Le premier radar "tronçon" sur la RN 59
Depuis hier, le premier radar automatique fixe de type « vitesse moyenne » – ou radar tronçon – installé en Lorraine est officiellement mis en place dans les Vosges, sur la RN 159 entre les communes de Frapelle et Bertrimoutier. Actuellement, il en existe quatorze autres de ce type en France. « Pour l’année 2012, c’est le 4e radar fixe mis en service dans le département des Vosges par la délégation interministérielle à la sécurité routière », explique Julien Anthonioz-Blanc, sous-préfet, directeur de cabinet de Marcelle Pierrot, préfète des Vosges.
Ce dernier est venu présenter ce nouveau dispositif destiné à faire respecter la limitation de vitesse qui est de 90 km/h sur cet axe de circulation.
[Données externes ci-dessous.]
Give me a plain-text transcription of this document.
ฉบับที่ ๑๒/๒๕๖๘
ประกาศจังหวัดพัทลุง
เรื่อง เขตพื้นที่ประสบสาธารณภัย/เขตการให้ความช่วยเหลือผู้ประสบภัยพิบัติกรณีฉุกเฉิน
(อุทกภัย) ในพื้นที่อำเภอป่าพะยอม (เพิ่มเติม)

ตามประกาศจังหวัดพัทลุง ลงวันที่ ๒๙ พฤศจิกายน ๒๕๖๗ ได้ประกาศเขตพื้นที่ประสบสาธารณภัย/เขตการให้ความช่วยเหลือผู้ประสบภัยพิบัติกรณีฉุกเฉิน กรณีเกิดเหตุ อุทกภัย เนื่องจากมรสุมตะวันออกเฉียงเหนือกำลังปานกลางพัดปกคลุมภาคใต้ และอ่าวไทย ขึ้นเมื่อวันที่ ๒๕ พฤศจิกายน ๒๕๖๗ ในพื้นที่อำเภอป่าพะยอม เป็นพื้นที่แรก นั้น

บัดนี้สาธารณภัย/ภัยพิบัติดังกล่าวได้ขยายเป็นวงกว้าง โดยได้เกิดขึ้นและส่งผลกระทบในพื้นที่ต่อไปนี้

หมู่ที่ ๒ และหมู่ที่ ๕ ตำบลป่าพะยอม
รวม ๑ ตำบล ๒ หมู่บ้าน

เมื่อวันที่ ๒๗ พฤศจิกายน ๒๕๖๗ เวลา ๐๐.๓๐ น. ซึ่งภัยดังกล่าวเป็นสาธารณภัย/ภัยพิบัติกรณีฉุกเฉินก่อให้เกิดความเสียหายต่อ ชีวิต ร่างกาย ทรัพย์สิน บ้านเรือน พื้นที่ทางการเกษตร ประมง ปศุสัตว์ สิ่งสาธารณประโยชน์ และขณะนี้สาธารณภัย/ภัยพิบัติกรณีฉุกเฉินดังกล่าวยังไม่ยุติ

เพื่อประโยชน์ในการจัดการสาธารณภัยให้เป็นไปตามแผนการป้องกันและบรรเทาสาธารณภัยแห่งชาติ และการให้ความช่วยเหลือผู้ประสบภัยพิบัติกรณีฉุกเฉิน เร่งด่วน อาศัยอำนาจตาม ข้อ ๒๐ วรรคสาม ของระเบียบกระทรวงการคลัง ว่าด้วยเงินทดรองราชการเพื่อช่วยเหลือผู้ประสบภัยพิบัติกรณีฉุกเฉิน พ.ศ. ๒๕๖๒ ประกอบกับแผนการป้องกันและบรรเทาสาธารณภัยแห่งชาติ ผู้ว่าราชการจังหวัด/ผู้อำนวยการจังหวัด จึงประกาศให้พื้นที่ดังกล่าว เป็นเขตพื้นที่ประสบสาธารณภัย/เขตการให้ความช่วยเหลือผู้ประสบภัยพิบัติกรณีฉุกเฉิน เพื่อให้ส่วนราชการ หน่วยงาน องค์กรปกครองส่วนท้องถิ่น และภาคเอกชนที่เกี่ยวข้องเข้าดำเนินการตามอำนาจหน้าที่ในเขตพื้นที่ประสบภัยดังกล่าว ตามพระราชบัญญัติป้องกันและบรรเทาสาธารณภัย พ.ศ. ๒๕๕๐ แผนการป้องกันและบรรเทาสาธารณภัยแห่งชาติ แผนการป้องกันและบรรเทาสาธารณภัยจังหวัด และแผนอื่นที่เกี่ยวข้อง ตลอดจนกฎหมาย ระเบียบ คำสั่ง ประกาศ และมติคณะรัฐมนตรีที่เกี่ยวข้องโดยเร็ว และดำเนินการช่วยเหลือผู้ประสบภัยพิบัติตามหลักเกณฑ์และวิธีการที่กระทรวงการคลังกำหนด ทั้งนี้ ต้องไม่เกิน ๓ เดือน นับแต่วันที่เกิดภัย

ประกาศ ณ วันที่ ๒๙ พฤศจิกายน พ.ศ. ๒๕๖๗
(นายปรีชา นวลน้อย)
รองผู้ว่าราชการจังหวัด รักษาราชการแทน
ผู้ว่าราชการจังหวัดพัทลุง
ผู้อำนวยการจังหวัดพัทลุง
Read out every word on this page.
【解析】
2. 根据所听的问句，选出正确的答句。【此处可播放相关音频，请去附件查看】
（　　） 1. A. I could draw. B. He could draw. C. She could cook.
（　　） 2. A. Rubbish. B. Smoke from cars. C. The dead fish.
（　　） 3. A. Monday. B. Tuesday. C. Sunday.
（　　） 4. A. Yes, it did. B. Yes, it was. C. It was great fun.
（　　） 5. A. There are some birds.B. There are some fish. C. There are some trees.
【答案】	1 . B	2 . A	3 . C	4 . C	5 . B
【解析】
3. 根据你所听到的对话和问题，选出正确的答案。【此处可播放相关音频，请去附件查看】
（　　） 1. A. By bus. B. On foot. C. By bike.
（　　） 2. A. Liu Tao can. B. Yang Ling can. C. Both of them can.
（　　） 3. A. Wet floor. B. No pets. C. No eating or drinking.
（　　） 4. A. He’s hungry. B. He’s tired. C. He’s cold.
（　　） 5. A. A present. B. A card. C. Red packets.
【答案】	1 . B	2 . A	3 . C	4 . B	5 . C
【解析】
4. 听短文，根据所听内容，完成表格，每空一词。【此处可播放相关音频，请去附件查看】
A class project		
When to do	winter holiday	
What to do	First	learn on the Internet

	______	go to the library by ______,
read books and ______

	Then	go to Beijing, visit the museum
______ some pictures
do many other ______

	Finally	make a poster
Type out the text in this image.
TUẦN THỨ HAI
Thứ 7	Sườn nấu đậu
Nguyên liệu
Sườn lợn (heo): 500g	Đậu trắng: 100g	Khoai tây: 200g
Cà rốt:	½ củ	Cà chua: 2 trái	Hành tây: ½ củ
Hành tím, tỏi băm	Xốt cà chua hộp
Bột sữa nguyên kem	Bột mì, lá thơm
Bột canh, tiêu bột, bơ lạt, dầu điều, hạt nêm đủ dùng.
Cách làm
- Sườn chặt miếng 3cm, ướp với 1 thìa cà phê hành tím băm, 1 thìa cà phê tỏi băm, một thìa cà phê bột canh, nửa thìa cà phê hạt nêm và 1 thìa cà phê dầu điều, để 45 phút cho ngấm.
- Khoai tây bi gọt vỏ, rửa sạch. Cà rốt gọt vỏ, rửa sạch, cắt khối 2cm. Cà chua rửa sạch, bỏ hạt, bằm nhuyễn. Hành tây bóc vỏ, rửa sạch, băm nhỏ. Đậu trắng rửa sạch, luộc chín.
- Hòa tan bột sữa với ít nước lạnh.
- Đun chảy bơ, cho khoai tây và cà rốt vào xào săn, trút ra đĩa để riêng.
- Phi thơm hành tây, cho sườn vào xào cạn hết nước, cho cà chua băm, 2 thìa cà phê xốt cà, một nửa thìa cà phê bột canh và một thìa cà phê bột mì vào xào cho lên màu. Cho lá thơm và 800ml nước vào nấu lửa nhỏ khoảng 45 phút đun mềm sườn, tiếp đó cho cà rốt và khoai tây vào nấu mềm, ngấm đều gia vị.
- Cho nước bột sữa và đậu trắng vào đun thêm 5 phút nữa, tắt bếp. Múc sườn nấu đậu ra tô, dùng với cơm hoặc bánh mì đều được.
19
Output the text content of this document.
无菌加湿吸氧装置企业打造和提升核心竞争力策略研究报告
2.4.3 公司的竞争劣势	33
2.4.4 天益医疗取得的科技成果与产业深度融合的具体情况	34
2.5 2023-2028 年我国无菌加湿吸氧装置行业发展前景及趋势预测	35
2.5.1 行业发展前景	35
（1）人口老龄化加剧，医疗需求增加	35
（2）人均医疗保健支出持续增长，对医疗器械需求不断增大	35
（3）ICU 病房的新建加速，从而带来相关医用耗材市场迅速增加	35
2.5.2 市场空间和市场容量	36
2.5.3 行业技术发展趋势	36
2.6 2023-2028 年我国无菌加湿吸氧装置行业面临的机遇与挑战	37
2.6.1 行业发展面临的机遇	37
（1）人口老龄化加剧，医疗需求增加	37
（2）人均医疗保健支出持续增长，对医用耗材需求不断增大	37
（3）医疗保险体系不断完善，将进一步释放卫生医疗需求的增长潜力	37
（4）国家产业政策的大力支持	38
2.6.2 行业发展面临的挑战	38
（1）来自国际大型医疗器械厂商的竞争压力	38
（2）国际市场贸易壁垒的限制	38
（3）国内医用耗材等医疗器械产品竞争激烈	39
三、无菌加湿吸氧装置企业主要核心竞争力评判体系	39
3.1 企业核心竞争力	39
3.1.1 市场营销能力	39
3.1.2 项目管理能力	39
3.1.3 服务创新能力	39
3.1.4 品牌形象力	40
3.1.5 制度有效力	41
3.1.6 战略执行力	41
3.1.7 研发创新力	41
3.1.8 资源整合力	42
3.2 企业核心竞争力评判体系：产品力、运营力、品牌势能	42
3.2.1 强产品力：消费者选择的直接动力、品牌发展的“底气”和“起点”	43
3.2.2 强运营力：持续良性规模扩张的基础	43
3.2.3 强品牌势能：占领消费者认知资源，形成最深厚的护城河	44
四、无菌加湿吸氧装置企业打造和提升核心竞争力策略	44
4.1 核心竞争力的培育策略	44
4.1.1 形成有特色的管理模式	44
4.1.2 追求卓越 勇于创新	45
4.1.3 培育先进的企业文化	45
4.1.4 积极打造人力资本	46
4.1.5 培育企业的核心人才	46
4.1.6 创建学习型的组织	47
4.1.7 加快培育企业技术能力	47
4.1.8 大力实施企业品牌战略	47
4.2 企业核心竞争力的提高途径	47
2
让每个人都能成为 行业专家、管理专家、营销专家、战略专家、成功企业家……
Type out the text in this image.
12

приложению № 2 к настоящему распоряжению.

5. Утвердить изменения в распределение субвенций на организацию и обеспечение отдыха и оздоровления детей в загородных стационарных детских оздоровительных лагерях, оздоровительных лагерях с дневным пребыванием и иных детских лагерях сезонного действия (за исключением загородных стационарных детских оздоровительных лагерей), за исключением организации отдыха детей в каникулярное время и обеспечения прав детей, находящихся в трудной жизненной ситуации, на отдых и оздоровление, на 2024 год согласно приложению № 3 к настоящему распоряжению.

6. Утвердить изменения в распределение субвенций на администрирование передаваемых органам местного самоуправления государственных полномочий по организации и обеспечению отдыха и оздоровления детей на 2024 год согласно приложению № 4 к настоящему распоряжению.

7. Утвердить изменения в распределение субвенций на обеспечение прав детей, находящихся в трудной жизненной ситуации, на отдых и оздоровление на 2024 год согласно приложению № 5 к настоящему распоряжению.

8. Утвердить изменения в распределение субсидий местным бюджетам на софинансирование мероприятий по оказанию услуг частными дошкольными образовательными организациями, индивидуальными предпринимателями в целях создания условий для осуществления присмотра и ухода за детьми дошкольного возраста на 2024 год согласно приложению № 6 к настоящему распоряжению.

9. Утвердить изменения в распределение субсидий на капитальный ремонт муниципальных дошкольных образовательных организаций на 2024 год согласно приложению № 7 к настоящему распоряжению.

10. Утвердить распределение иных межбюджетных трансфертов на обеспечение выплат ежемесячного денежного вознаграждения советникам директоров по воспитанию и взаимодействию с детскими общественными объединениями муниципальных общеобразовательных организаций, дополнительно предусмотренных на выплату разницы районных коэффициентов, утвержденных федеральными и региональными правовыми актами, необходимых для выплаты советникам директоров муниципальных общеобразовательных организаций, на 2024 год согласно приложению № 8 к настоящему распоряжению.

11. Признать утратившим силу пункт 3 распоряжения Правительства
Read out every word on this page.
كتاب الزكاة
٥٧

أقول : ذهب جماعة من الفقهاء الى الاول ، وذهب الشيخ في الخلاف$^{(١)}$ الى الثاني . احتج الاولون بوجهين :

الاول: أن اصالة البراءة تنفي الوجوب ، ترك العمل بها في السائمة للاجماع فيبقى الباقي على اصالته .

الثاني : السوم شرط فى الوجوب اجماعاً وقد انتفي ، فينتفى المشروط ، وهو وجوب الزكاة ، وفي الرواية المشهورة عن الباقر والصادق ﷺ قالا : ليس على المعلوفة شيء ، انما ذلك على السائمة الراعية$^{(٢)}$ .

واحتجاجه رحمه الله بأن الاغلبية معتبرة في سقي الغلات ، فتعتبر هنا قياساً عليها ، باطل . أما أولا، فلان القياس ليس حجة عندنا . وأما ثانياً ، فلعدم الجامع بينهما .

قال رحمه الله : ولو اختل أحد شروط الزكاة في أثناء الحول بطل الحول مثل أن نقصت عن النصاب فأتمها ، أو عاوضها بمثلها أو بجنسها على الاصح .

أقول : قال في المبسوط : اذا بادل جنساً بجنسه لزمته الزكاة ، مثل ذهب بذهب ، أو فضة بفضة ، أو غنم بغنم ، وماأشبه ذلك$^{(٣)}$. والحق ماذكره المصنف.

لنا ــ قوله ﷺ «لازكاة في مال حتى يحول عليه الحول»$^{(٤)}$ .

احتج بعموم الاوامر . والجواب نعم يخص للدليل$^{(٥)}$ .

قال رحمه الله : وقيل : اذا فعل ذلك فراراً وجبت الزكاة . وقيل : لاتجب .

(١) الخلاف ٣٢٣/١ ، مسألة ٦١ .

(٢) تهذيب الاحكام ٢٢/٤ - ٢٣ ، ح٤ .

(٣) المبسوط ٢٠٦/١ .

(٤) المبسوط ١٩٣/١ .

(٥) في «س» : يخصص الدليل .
Un choix qui n’est pas anodin à cet endroit puisque sur la période 2007-2011, on avait dénombré 7 accidents faisant 4 tués et 9 blessés. « En 2012, dans les Vosges, la vitesse excessive ou inadaptée a été la cause principale identifiée de plus d’un tiers des accidents mortels ». Aux côtés du capitaine de gendarmerie Philippe Biette, Alain Habert, responsable de l’Observatoire départemental de la sécurité routière et Lionel Claudel, chef du CEI de Saint-Dié de la Dir Est, le représentant de l’État a expliqué le fonctionnement de cet appareil qui sera mis en service prochainement. Il ne reste plus qu’à fixer les caméras et faire les réglages techniques afin d’être opérationnel.
Sur une portion distante de 2,400 km, deux bornes sont installées à l’entrée et deux autres à la sortie permettant de calculer la vitesse moyenne des usagers de la route. À chaque fois, des caméras fixées sur les mats de 3,50 m de haut liront la plaque d’immatriculation du véhicule (auto, moto, poids lourds) et l’heure de passage. Les contrôles s’effectuent dans le sens Frapelle – Saint-Dié. « Un radar pédagogique sera installé à l’entrée de la zone permettant à l’usager d’avoir une information sur sa vitesse. » A ce jour, le département compte 21 radars tout type confondu.
Depuis le début de cette année, ces appareils ont relevé 110 000 infractions. Une peine de 5 ans d’emprisonnement et 75 000 € d’amende sont requis pour leur dégradation ou leur détérioration.